R STREET’S PERSPECTIVE
While smash-and-grab incidents have gained attention in a few high-profile cities, overall property crimes—including retail theft and burglaries—have generally declined across most of the United States. Despite the media focus, the actual scale of the problem is hard to gauge due to underreporting, inconsistent tracking of organized retail crime, and inventory shrinkage data that often aligns more with cargo and distribution center thefts than with smash-and-grabs. In some cities, organized retail crime is a genuine and growing concern that demands attention for long-term prevention. However, smash-and-grabs remain a relatively small percentage of total property crime, violent crime, or even business losses.
There is growing bipartisan agreement on the need to treat organized retail crime differently from simple shoplifting. By reclassifying organized retail crime distinctly and separately from shoplifting, states and cities may have better opportunities to develop targeted strategies to address them.
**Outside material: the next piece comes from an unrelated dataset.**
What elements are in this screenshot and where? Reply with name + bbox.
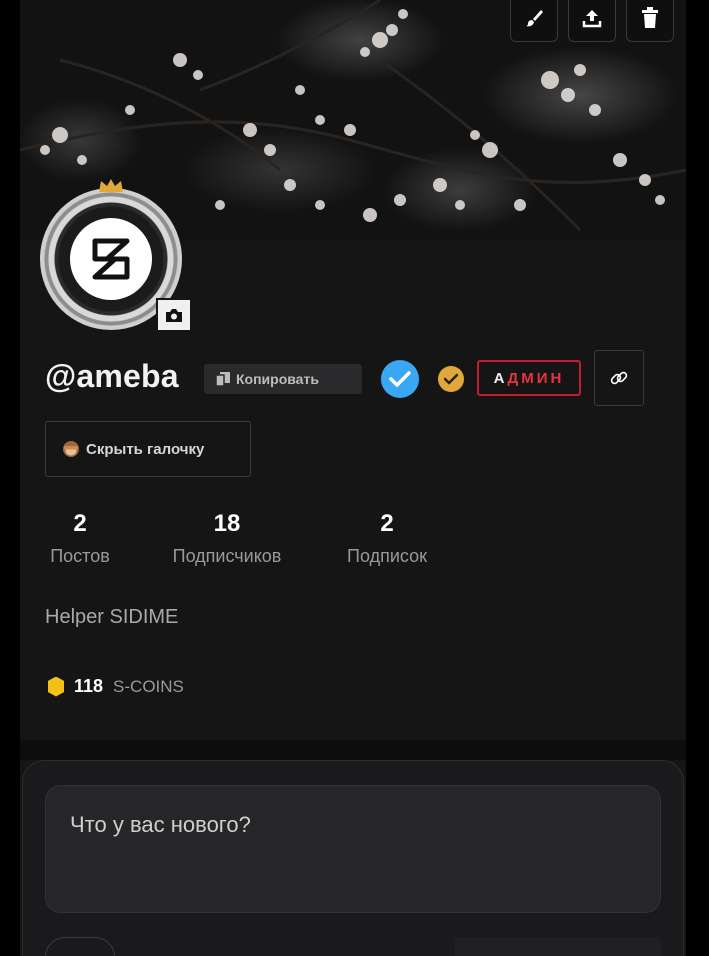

Methods for combating organized drug rings, such as focusing on the leaders rather than just the small offenders, could provide valuable insights for effectively tackling organized retail crime.
Addressing organized retail crime requires a coordinated effort between law enforcement, retailers, and policymakers, as broad strategies for all theft are less effective than targeted, data-driven approaches specific to organized crime. Recent bipartisan efforts at the federal level mark a promising step forward. However, businesses can also play a bigger role in combating shrink by adopting best practices from companies like Lowe’s, which has minimized inventory loss through well-trained, fairly compensated staff. This combination of collaboration and proactive business strategies could be key to tackling the issue effectively.